Не мог он ни во что углубиться, потому что углубляться было не во что. Прогулки на свежем воздухе, ходьба туда-сюда без всякой видимой цели всегда казались ему одним из самых тоскливых занятий на свете. Он еще раз взглянул на письма от Корделии и от Халлета, надел другой галстук и отшагал полторы мили до ближайшей деревни. По дороге он размышлял о том, что нынешнее его снисходительное отношение к непреложному факту, что Аннину поэзию, скорее всего, придется терпеть на протяжении всего обозримого будущего, происходит из озабоченности куда более насущными проблемами: у него нет ни жилья, ни работы, ничего. Коттедж в их распоряжении до конца месяца, причем бесплатно – разумеется, благодаря Криспиновым связям. Потом надо думать, им дадут пристанище под не слишком жизнерадостным кровом профессора Леона, пока не найдется что-нибудь еще. Что-нибудь еще? Что-нибудь – что? Какое «что-нибудь»? Что-нибудь, во всяком случае, невообразимо, неописуемо дешевое. Насколько именно дешевое в переводе на фунты и пенсы, Ричард плохо себе представлял. Всеми его денежными делами всегда занималась Корделия. Пока что его потуги совладать с новым финансовым положением ограничились тем, что он принял предложение Криспина взять у него денег в долг и попытался, безуспешно, вспомнить фамилию бухгалтера, который заправлял делами семьи Вейси. Ну, уж Криспин-то ее обязательно узнает. И это не единственное, что ему предстоит сделать.

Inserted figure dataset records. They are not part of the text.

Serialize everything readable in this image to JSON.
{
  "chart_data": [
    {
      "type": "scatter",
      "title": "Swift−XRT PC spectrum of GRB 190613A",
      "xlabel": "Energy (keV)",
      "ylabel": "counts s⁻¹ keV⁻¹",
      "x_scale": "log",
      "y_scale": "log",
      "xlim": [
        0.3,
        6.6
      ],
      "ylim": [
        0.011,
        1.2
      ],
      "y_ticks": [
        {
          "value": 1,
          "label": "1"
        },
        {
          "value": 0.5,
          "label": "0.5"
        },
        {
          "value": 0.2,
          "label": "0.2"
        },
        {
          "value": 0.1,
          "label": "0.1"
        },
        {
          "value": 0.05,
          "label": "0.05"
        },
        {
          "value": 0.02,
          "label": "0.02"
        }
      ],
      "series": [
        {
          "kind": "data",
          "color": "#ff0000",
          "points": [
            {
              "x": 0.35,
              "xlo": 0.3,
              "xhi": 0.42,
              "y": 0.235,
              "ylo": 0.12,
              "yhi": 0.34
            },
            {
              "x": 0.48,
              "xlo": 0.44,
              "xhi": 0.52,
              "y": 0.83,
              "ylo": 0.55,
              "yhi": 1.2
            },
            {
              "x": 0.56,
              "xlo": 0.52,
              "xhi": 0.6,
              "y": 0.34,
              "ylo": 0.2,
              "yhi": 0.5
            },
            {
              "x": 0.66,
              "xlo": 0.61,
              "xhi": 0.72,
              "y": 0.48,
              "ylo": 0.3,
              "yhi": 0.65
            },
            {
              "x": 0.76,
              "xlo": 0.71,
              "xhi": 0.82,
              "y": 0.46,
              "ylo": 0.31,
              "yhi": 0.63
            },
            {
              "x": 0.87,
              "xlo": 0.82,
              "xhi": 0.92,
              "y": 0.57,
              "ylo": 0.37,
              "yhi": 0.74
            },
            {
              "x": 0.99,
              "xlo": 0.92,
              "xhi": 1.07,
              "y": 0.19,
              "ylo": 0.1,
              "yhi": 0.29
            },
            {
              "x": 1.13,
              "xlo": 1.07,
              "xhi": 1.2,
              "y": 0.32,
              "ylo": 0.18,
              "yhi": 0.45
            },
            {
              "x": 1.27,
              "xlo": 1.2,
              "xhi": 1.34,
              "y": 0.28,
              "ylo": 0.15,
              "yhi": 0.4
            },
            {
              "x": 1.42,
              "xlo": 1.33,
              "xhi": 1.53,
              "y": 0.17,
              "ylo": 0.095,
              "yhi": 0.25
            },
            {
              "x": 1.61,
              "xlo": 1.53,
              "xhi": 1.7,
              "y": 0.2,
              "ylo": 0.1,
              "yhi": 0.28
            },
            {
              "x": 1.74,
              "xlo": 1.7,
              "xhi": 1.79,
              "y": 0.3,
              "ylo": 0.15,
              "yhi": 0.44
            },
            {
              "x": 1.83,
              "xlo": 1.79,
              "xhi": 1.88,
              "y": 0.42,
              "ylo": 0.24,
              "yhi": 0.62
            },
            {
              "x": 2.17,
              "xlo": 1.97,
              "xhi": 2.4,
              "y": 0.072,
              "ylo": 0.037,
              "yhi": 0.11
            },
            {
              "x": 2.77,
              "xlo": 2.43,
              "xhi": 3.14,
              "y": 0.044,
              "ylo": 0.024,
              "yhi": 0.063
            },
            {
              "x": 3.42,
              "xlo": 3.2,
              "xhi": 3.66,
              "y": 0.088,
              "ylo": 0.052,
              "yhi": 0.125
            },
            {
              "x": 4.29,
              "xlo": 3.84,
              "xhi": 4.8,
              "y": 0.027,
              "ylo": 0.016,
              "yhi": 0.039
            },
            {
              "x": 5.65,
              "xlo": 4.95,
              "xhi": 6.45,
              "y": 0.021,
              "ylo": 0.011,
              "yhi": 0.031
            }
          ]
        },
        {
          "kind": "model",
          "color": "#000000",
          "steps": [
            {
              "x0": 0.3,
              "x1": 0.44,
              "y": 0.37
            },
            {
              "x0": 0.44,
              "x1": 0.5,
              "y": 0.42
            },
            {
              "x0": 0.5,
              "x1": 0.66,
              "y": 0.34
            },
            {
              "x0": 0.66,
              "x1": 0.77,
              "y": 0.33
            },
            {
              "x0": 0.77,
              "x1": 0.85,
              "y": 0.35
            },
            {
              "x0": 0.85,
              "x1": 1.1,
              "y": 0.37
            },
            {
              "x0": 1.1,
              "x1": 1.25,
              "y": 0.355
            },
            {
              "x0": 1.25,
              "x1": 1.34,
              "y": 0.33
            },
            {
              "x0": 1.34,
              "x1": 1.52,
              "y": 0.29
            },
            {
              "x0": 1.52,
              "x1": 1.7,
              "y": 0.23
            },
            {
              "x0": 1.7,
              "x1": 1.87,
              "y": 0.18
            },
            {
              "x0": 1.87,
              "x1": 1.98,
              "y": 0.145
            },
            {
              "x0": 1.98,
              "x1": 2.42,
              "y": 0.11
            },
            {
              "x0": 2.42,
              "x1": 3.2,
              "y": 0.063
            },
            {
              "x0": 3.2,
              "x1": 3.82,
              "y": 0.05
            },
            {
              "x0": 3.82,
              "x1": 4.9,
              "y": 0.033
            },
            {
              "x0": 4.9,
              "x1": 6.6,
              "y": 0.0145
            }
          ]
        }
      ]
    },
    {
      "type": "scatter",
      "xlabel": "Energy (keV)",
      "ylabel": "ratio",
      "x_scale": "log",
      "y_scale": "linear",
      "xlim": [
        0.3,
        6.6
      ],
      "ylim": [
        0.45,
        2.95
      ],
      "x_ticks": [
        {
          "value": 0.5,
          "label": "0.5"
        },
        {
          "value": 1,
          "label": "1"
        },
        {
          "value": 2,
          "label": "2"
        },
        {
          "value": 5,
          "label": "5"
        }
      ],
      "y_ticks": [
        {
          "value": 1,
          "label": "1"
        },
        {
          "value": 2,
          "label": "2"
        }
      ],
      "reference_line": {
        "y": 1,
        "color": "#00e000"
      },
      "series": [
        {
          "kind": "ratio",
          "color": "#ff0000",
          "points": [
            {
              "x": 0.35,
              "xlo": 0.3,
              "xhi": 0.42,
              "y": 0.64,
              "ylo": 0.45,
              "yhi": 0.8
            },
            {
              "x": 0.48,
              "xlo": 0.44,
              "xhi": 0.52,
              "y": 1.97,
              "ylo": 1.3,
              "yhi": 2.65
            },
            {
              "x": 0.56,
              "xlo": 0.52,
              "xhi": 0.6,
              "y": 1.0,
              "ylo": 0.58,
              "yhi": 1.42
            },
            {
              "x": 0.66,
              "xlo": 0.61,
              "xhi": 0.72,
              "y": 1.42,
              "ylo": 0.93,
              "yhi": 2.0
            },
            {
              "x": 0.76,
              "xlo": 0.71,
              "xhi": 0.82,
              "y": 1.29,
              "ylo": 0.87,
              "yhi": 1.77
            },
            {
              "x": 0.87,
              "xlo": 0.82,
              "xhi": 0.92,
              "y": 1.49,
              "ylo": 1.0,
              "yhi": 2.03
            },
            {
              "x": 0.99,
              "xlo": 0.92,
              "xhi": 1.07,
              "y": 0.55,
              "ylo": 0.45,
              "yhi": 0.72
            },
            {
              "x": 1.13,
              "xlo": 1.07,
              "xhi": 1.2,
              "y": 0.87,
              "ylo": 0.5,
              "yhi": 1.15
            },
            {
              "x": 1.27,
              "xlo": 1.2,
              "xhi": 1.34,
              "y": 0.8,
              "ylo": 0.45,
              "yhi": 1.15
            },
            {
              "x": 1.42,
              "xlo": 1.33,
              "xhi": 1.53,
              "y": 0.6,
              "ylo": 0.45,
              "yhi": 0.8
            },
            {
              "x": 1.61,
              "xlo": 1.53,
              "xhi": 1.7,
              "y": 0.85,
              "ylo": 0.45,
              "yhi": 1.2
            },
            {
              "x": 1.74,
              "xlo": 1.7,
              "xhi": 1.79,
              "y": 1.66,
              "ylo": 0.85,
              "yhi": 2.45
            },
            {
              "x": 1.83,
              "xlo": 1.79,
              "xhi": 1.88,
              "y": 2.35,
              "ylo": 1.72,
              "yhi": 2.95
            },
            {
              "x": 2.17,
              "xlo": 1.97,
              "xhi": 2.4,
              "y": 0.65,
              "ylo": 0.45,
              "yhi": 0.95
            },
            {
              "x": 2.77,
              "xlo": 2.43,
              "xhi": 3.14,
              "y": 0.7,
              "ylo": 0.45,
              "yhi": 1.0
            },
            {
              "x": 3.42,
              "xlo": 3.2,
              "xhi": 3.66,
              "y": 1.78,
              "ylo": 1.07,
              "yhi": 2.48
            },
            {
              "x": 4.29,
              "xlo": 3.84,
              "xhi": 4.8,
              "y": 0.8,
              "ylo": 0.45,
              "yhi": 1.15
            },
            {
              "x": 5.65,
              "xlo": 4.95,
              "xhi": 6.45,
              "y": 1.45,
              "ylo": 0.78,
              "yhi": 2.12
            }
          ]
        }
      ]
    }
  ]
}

Он, Криспин, само собой разумеется, находился совсем неподалеку и собирался зайти к ним пропустить стаканчик перед обедом, как ожидалось, в сопровождении Фредди. Когда они появились, с ними, что совсем не ожидалось, явился и Годфри, причем без сопровождения Нэнси.
– Что я тебе говорил, и вовсе он не уехал за тысячу миль, – проговорил Криспин непререкаемым тоном, а чуть попозже добавил, что кое-что поведал брату о Корделиных кознях, направленных против Ричарда, хотя, как выяснилось, далеко не все. Едва двое гостей с хозяйкой вышли за дверь и отправились осматривать окрестности, как Годфри буквально набросился на Ричарда. Своим поведением он пытался показать, что интерес его вызван чистым состраданием, но об этом они поговорят позже. На нем, кстати, была куртка на молнии, с восточным рисунком, и всего несколько дней тому назад его довольно безжалостно подстригли.
12
Елизавета Венгерская (1207–1231) – дочь короля Венгрии Андрея II, жена ландграфа Тюрингии. Была канонизирована, в той числе за благотворительные деяния. По преданию, когда муж, не одобрявший ее деятельности, застал ее с предназначавшимся бедным хлебом в руках, хлеб превратился в розы.